К рассмотрению духовной цензуры[14] подлежали книги собственно духовного содержания и сочинения, относящиеся к нравственности, но заключающие в себе места совершенно духовного содержания[15]. Претензии духовной цензуры на осуществление цензуры даже не религиозного содержания были значительны -широко известен факт, как митрополит Филарет пожаловался Бенкендорфу на «оскорбляющие святыню» слова из «Евгения Онегина»: «…и стаи галок на крестах». Цензор, которого призвали по этому поводу к ответу, сказал, что галки, как ему известно, действительно садятся на кресты московских церквей и что, по его мнению, виноват здесь больше всего московский полицеймейстер, допускающий это, а не поэт и цензор.
Не удивительно, что духовной цензурой запрещались произведения Л. Н. Толстого, содержащие в себе критику православной церкви[16]. Возможность «дурного» толкования стала основанием для цензуры благодаря непубличным циркулярам цензурного ведомства. Конфиденциальные и неконфиденциальные циркулярные распоряжения оказывали большое влияние на цензурную практику[17].
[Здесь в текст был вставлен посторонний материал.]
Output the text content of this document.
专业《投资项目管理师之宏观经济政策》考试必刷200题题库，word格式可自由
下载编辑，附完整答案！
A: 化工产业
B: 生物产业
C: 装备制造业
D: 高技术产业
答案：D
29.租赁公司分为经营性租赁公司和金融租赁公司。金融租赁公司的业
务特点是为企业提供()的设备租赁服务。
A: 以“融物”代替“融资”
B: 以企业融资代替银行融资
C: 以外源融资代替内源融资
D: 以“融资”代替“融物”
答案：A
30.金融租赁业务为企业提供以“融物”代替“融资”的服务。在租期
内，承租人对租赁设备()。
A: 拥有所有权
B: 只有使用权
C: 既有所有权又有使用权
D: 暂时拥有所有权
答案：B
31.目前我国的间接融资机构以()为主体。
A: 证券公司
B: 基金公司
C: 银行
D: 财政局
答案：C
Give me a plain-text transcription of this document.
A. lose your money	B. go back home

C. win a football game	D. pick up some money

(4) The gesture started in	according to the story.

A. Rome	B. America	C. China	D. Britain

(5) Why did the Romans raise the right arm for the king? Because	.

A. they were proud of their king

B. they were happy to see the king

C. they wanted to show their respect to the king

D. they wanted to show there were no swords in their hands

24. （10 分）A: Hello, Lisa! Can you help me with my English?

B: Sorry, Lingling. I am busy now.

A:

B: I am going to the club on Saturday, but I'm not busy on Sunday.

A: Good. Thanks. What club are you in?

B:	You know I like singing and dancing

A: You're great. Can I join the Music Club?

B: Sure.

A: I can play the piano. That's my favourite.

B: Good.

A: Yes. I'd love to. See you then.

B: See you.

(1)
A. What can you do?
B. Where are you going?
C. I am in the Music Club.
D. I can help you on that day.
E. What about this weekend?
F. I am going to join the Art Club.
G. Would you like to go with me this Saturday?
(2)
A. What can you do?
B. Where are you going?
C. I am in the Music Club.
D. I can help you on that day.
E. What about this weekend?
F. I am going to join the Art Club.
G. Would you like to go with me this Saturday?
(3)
Реформа 1865 года была непоследовательна и вскоре сведена на нет различными поправками[18]. В частности, введением административной практики, обходящей судебное разбирательство. В 1868 г. министр внутренних дел граф П.А. Валуев, обосновывал введение административной практики, так как «круг действий судебной власти, при всем ее значении, ограничен или предопределен предметами ее ведомства. Круг действий прессы всеобъемлющ. Нет такого вопроса, который она не могла бы коснуться юридически безнаказанно, при соблюдении известных форм, при помощи известных оговорок или недоговорок и при некотором доверии к догадливости читателей... Суд не имеет права догадываться»[19]. Административная цензурная практика могла «догадываться» и более того, обязана была догадываться о возможных толкованиях и пониманиях произведений…
Барон М.Н. Корф писал «Как в крепостном праве по вековой к нему привычке, многие видели основание стойкости нашего государственного организма, и мысль об упразднении его вызывала безотчетно чувство страха, так и цензура глубоко вросла в наши обычаи, и немело людей готовы думать, что ею единственно держится общественный порядок. […] Административные взыскания – это новая язва, заключающая в себе такую массу вреда, произвола и несправедливости, что против них протестовали и протестуют самые благомыслящие люди. Система административных взысканий еще более заражена произволом и несправедливостью, нежели предупредительная цензура, ибо наказывает за вину, непредвиденную никаким положительным законом»[20].
Большое количество книг о цензуре было написано и доступно в настоящее время, в том числе посвященной цензуре проводимой в советское время[21].
Причины обращений авторов к теме цензуры различны, так например исследования в области цензуры Н.М. Лемке, были порождены тем, что он сам был подвергнут цензурному преследованию[22]. В обращении от автора в книге «Духовная цензура в России. (1799 — 1855)» Алексей Никанорович Котович писал «… Посвящая эту книгу - книгу взвешенных воплей и обсуженных страданий – как первый дар любви заживо похороненным и их разбитым думам, мы начинаем творить для них и их могильщиков суд беспристрастной истории»[23].
Те уроки, которые нам дает история, должны быть поняты и осознанны, дабы не повторять ныне снова и снова тех ошибок, которые уже были осуждены судом истории.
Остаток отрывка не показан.